Le buste droit, la démarche martiale, cet homme âgé de 53 ans se plante face à la présidente du tribunal. «Avez-vous rêvé d’être shérif ? », lui demande la procureure. Car l’homme arbore une grosse boucle de ceinturon et une pochette qui lui bat la hanche est attachée par une lanière nouée autour de sa cuisse. Le 8 décembre 2023, les gendarmes sont appelés à minuit dans un quartier de l’île pour intervenir sur un conflit de voisinage. Un homme, le prévenu, aurait menacé son voisin avec un couteau. « J’avais un peu bu mais je n’étais pas en état d’ivresse », affirme-t-il devant le tribunal. Il explique être sorti de chez lui car « des gens » faisaient du bruit dans la rue. S’en est suivie une altercation avec un voisin qui serait entré sur sa propriété. « Il m’a donné trois coups dans le ventre, affirme le prévenu. Je ne suis pas quelqu’un qui fait du cirque. » Le 14 novembre 2024, nouvelle intervention des gendarmes, vers 20h30. Des résidents leur ont signalé qu’un « homme agité se balade dans le quartier avec deux sabres qu’il frappe sur le sol ». Quand les militaires arrivent, l’homme en question, le prévenu, est assis sur un muret et fume une cigarette. Lors de son audition, il assure qu’il est sorti avec sa machette pour faire de l’exercice, « un peu comme de l’escrime ». Au tribunal, il assure : « Je nettoyais juste ma propriété. » La procureure s’emporte : «Monsieur ne supporte rien ni personne. C’est le casse-pied du quartier et tout le monde en a assez ! » Le tribunal le condamne à quatre mois de prison avec sursis et à une interdiction de porter une arme pendant trois ans.

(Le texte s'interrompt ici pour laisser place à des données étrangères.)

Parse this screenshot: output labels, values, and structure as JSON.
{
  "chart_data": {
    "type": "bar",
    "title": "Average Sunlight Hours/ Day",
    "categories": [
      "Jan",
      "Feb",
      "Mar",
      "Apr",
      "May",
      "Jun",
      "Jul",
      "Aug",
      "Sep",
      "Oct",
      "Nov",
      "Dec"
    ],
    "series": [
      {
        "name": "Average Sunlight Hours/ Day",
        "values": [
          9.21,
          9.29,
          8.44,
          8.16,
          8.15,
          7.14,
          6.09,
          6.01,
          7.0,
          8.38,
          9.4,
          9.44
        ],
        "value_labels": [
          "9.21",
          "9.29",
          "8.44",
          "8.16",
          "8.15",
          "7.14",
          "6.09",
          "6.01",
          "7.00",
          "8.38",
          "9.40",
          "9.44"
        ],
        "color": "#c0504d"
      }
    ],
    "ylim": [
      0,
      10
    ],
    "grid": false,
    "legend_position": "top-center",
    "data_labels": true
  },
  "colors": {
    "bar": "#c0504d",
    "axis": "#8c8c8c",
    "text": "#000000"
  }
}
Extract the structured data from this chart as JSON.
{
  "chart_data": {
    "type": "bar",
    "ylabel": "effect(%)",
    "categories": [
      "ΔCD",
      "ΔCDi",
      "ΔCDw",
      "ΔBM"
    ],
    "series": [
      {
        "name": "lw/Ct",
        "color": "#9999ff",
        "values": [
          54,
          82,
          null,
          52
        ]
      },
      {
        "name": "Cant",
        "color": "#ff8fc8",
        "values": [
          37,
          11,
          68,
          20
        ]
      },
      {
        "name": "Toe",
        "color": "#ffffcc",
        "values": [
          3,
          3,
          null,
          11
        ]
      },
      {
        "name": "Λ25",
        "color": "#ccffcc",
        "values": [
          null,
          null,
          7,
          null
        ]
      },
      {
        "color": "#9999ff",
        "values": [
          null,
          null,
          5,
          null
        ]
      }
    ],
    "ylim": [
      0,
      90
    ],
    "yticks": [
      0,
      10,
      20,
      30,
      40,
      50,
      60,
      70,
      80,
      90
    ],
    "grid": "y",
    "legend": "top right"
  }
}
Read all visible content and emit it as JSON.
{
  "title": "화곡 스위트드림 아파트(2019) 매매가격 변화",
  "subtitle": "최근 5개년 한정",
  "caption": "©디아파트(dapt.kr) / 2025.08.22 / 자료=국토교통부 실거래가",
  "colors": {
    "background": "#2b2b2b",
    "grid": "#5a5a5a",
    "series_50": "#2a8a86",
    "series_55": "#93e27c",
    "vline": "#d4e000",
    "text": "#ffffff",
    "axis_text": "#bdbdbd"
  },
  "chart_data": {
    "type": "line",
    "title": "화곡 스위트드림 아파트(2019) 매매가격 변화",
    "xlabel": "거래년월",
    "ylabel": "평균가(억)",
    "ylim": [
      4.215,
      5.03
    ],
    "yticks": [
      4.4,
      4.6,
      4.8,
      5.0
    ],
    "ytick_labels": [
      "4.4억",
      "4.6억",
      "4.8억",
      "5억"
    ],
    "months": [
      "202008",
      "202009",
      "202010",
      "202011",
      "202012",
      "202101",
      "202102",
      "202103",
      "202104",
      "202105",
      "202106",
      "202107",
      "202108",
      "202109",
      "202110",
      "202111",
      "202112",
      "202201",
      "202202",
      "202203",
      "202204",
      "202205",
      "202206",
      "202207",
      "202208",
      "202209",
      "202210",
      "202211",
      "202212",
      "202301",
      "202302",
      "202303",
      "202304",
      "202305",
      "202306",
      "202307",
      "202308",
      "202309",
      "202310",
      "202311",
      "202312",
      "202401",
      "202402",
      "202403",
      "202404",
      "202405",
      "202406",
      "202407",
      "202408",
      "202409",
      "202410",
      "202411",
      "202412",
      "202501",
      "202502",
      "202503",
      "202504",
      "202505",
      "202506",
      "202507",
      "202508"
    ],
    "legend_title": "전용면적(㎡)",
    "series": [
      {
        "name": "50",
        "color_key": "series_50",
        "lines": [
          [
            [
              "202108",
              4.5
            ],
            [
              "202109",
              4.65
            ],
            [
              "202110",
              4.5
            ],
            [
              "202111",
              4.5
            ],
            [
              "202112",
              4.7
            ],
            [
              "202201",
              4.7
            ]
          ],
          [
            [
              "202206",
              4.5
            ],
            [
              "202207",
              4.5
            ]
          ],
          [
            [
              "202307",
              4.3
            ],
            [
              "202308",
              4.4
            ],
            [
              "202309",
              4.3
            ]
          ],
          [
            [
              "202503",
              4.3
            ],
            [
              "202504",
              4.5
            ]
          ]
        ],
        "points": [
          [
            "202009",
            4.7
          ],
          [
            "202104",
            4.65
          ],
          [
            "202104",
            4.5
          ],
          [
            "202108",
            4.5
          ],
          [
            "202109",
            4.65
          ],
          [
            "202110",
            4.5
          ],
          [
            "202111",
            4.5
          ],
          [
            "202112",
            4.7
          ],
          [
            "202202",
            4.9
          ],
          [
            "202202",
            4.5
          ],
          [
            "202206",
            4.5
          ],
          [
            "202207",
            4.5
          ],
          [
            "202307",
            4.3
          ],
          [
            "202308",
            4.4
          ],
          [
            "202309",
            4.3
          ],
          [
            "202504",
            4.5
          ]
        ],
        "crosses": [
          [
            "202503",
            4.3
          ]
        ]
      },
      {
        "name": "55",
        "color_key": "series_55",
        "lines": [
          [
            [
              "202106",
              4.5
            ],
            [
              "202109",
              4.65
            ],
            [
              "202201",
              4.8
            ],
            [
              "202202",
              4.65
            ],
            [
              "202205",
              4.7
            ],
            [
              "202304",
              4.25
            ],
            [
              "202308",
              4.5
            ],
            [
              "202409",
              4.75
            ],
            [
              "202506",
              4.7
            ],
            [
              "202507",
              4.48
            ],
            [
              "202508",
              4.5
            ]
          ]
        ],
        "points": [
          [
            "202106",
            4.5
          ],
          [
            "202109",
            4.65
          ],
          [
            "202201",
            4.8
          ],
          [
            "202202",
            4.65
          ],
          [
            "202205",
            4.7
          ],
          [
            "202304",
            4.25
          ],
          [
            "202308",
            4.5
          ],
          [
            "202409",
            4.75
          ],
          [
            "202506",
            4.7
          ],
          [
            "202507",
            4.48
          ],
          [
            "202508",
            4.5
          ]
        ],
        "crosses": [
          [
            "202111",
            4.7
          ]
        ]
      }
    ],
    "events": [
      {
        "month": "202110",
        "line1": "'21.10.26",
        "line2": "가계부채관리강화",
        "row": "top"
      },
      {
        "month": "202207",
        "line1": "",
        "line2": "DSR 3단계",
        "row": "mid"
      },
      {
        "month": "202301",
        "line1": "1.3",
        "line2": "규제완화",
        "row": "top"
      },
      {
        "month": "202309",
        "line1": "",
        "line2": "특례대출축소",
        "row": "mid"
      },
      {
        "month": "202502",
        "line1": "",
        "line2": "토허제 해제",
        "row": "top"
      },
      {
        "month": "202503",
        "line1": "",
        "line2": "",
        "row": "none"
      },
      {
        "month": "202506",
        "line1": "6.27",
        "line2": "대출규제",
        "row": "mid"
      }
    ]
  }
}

Alcool, cocaïne et cannabis
Le 26 août 2024, un jeune homme de 24 ans est contrôlé au volant de sa voiture vers 00h45 par des gendarmes. Ces derniers procèdent aux examens toxicologiques habituels. Le dépistage se révèle positif à l’alcool (1,04 gramme par litre de sang), mais aussi à la cocaïne et au cannabis. Face au tribunal, le prévenu confirme qu’il avait consommé du CBD (cannabidiol, un composant du cannabis dont la vente et la consommation sont autorisées par la loi) et affirme qu’il a dû être en contact avec de la cocaïne dans le cadre de son travail de voiturier, en touchant les poignées, les clefs et les volants des véhicules. « Je n’en consomme pas », assure-t-il. La procureure n’en est pas convaincue et lance : « Vous êtes positif au THC (autre composant du cannabis, interdit par la loi), pas au CBD, et vous avez plus d’un gramme d’alcool dans le sang. » Déjà condamné en 2017, 2018 et 2020 pour des faits de détention de stupéfiants et d’outrages, le prévenu écope d’une peine de trois mois de prison ferme mais aménageable. Ce qui signifie qu’il n’effectuera pas de séjour en détention.
« Je me suis vu mourir »
Le visage fermé, un autre prévenu est appelé à se présenter devant le tribunal. Le 12 novembre 2024, cet employé d’une entreprise de l’île s’est violemment emporté envers un des clients de sa « boîte ». Les deux hommes ne s’apprécient guère et, quand le client lui fait une réflexion méprisante en passant devant lui, le salarié âgé de 35 ans « dégoupille ». Il se jette au cou de sa victime et l’étrangle. Seule l’intervention d’un autre employé permet de lui faire lâcher prise. « Je me suis vu mourir », a témoigné la victime lors de son audition. Devant le tribunal, il complète : « qu’on ne s’entende pas est une chose. Qu’il me tape dessus, c’en est une autre. » Si elle insiste sur le fait qu’elle ne légitimerait jamais la violence, la procureure souligne toutefois : « Dans la vie, certaines personnes ont une capacité à vous énerver, comme une rage de dent, jusqu’à l’explosion. » Elle s’adresse au prévenu : « le problème, monsieur, est que vous n’avez pas eu la bonne réponse. Il faut vous maîtriser. Si vous ne savez pas garder vos nerfs, prenez vos distances. » L’homme est condamné à trois mois de prison avec sursis et 800 euros d’amende au titre du préjudice moral.